29 marzo 2007

El Mono de Silvio

Su lugar, como un adorno de mesa de luz, era un barril de metal de doscientos litros en el que, atado con collar y cadena, Pancho, el monito de Silvio, pasaba todos sus aburridos días. Era un espécimen de mono tití que su padre había conseguido en Corrientes y había traído de regalo para él y sus hermanos.

El padre de Silvio era camionero y Pancho era la atracción del patio repleto de palieres, cubiertas y litros de grasa mugrienta y latas del taller donde los Mercedes Benz se desarmaban en miles de gigantescas piezas.

Siempre en la cima del barril, totalmente cubierto de grasa y la tierra que volaba en polvaredas en el patio del taller, estratégicamente ubicado contra la calle, delante de la casa de Silvio en el fondo del terreno, el mono se enseñoraba feo y despojado de toda gracia. Su aspecto era el de un viejo vagabundo: flaco, sin pelo en amplios sectores de la cabeza y el cuero oscuro, arrojaba a todo visitante miradas amenzantes. Los perros no lo molestaban, parecía no importales.

Los amigos de Silvio pasaban horas frente Pancho. Lo observaban y reían con las monerías del animal, guardando una distancia apropiada, porque «Pancho muerde». Cuando la sombra de las tardes de verano lo permitía, cuando el camión regador ya había aplacado el polvo de la calle, los amigos de Silvio llegaban y tiraban las bicicletas descangayadas contra una cubierta o alguno de los fierros del patio del taller que era, también, el patio de Silvio. Iban a ver a Pancho.
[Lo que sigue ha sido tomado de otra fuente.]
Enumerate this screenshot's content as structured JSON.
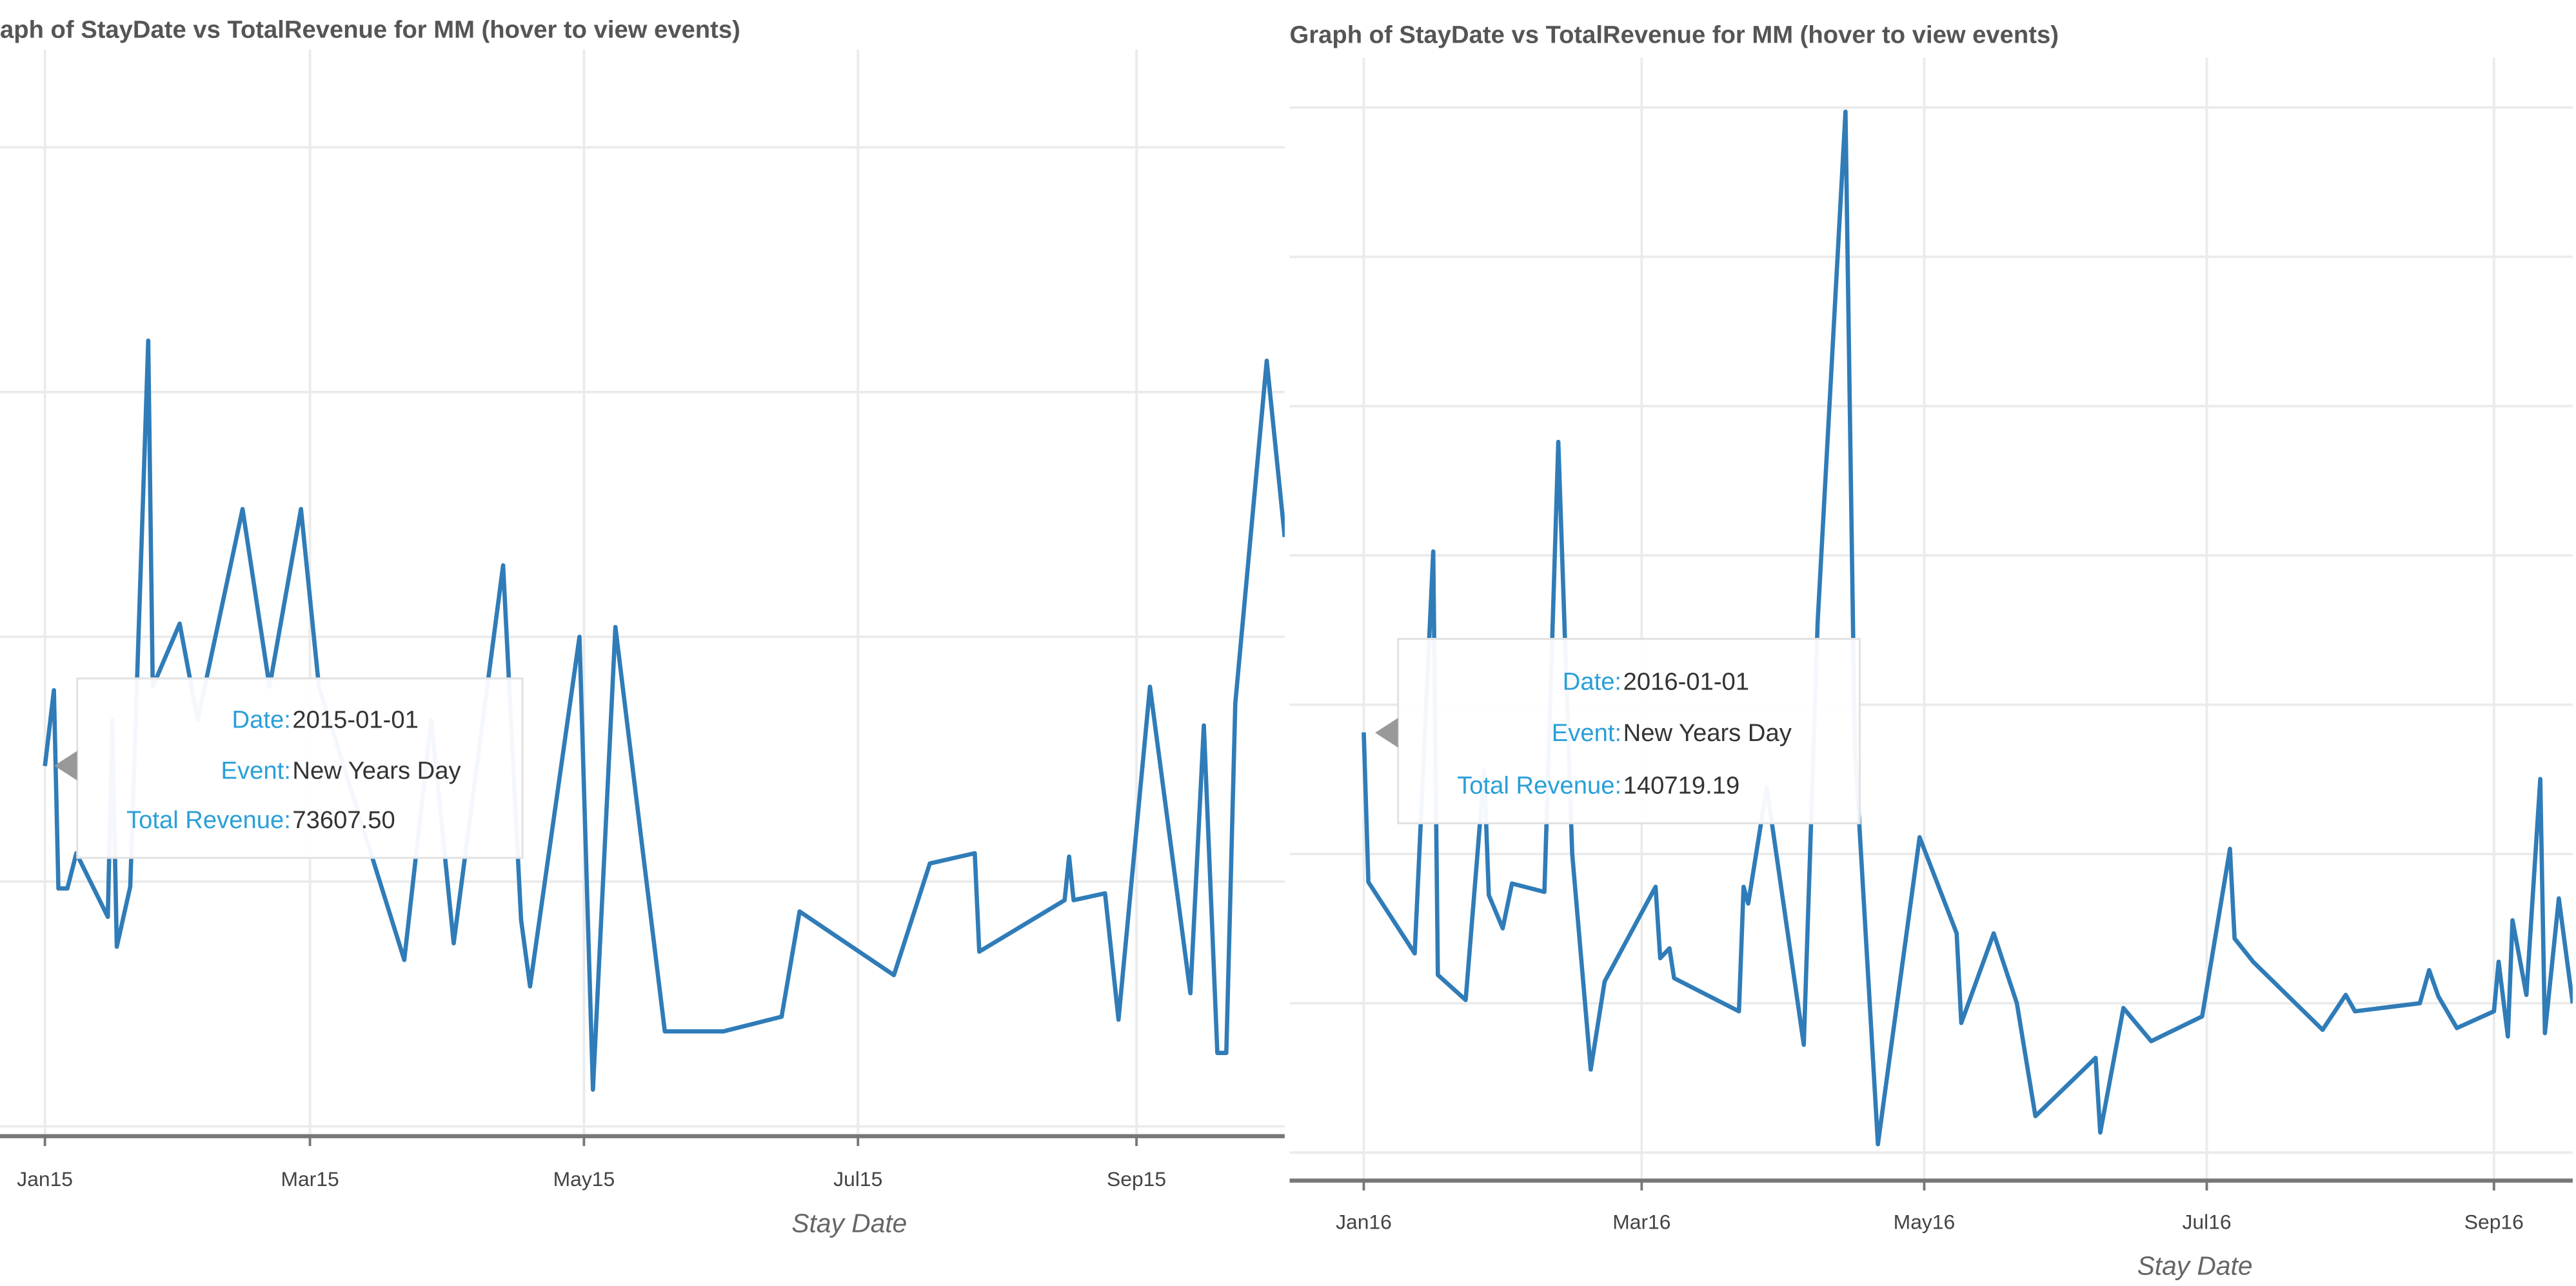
{
  "chart_data": [
    {
      "type": "line",
      "title": "aph of StayDate vs TotalRevenue for MM (hover to view events)",
      "x_label": "Stay Date",
      "color": "#2f7cb8",
      "grid": true,
      "x": [
        "2015-01-01",
        "2015-01-03",
        "2015-01-04",
        "2015-01-06",
        "2015-01-08",
        "2015-01-15",
        "2015-01-16",
        "2015-01-17",
        "2015-01-20",
        "2015-01-24",
        "2015-01-25",
        "2015-01-31",
        "2015-02-04",
        "2015-02-14",
        "2015-02-20",
        "2015-02-27",
        "2015-03-03",
        "2015-03-22",
        "2015-03-28",
        "2015-04-02",
        "2015-04-13",
        "2015-04-17",
        "2015-04-19",
        "2015-04-30",
        "2015-05-03",
        "2015-05-08",
        "2015-05-19",
        "2015-06-01",
        "2015-06-14",
        "2015-06-18",
        "2015-07-09",
        "2015-07-17",
        "2015-07-27",
        "2015-07-28",
        "2015-08-16",
        "2015-08-17",
        "2015-08-18",
        "2015-08-25",
        "2015-08-28",
        "2015-09-04",
        "2015-09-13",
        "2015-09-16",
        "2015-09-19",
        "2015-09-21",
        "2015-09-23",
        "2015-09-30",
        "2015-10-04"
      ],
      "values": [
        73607.5,
        89100,
        48600,
        48600,
        55800,
        42800,
        83000,
        36700,
        49000,
        160500,
        89800,
        102700,
        83000,
        126100,
        89800,
        126100,
        89800,
        34000,
        83000,
        37400,
        114600,
        42200,
        28600,
        100000,
        7500,
        102000,
        19400,
        19400,
        22400,
        43900,
        30900,
        53700,
        55800,
        35700,
        46200,
        55100,
        46200,
        47600,
        21800,
        89800,
        27200,
        81900,
        15000,
        15000,
        86400,
        156400,
        120400
      ],
      "xlim": [
        "2014-12-22",
        "2015-10-04"
      ],
      "ylim": [
        -2000,
        220000
      ],
      "xticks": [
        {
          "value": "2015-01-01",
          "label": "Jan15"
        },
        {
          "value": "2015-03-01",
          "label": "Mar15"
        },
        {
          "value": "2015-05-01",
          "label": "May15"
        },
        {
          "value": "2015-07-01",
          "label": "Jul15"
        },
        {
          "value": "2015-09-01",
          "label": "Sep15"
        }
      ],
      "yticks": [
        0,
        50000,
        100000,
        150000,
        200000
      ],
      "tooltip": {
        "labels": [
          "Date:",
          "Event:",
          "Total Revenue:"
        ],
        "date": "2015-01-01",
        "event": "New Years Day",
        "value": 73607.5,
        "value_label": "73607.50"
      }
    },
    {
      "type": "line",
      "title": "Graph of StayDate vs TotalRevenue for MM (hover to view events)",
      "x_label": "Stay Date",
      "color": "#2f7cb8",
      "grid": true,
      "x": [
        "2016-01-01",
        "2016-01-02",
        "2016-01-12",
        "2016-01-16",
        "2016-01-17",
        "2016-01-23",
        "2016-01-27",
        "2016-01-28",
        "2016-01-31",
        "2016-02-02",
        "2016-02-09",
        "2016-02-12",
        "2016-02-15",
        "2016-02-19",
        "2016-02-22",
        "2016-03-04",
        "2016-03-05",
        "2016-03-07",
        "2016-03-08",
        "2016-03-22",
        "2016-03-23",
        "2016-03-24",
        "2016-03-28",
        "2016-04-05",
        "2016-04-08",
        "2016-04-14",
        "2016-04-16",
        "2016-04-21",
        "2016-04-30",
        "2016-05-08",
        "2016-05-09",
        "2016-05-16",
        "2016-05-21",
        "2016-05-25",
        "2016-06-07",
        "2016-06-08",
        "2016-06-13",
        "2016-06-19",
        "2016-06-30",
        "2016-07-06",
        "2016-07-07",
        "2016-07-11",
        "2016-07-26",
        "2016-07-31",
        "2016-08-02",
        "2016-08-16",
        "2016-08-18",
        "2016-08-20",
        "2016-08-24",
        "2016-09-01",
        "2016-09-02",
        "2016-09-04",
        "2016-09-05",
        "2016-09-08",
        "2016-09-11",
        "2016-09-12",
        "2016-09-15",
        "2016-09-18"
      ],
      "values": [
        140719.19,
        90600,
        66700,
        201300,
        59500,
        51100,
        127900,
        86200,
        75100,
        90100,
        87300,
        238000,
        100100,
        27800,
        57300,
        89000,
        65100,
        68400,
        58400,
        47300,
        89000,
        83400,
        122300,
        36100,
        177900,
        348600,
        136200,
        2800,
        105600,
        73400,
        43400,
        73400,
        50000,
        12200,
        31700,
        6700,
        48400,
        37300,
        45600,
        101700,
        71700,
        63900,
        41100,
        52800,
        47300,
        50000,
        61100,
        52300,
        41700,
        47300,
        63900,
        38900,
        77800,
        52800,
        125100,
        40000,
        85100,
        50000
      ],
      "xlim": [
        "2015-12-16",
        "2016-09-18"
      ],
      "ylim": [
        -9400,
        366700
      ],
      "xticks": [
        {
          "value": "2016-01-01",
          "label": "Jan16"
        },
        {
          "value": "2016-03-01",
          "label": "Mar16"
        },
        {
          "value": "2016-05-01",
          "label": "May16"
        },
        {
          "value": "2016-07-01",
          "label": "Jul16"
        },
        {
          "value": "2016-09-01",
          "label": "Sep16"
        }
      ],
      "yticks": [
        0,
        50000,
        100000,
        150000,
        200000,
        250000,
        300000,
        350000
      ],
      "tooltip": {
        "labels": [
          "Date:",
          "Event:",
          "Total Revenue:"
        ],
        "date": "2016-01-01",
        "event": "New Years Day",
        "value": 140719.19
      }
    }
  ]
}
En ronda y riéndose tontamente lo miraban masturbarse, lo que junto con la comida eran las actividades predilectas del pequeño simio pelado. Las tardes se apagaban con los chicos sentados en una media ronda en la que el punto de toda atención era el mono feo que se aferraba a su pitito y movía la sucia cola negra como si no le perteneciera.

Silvio sabía que sus amigos venían a ver al mono pero no le importaba, porque al final siempre terminaba aburriéndolos, entonces los tres o cuatro chicos lo acompañaban a trepar alguno de los árboles del jardín, o a esconderse debajo de una de las enredaderas y fumar los palitos secos y huecos como si fueran cigarrillos, riéndose y conversando cosas de niños, olvidándose por un rato de aquel mono triste y feo que era su mascota.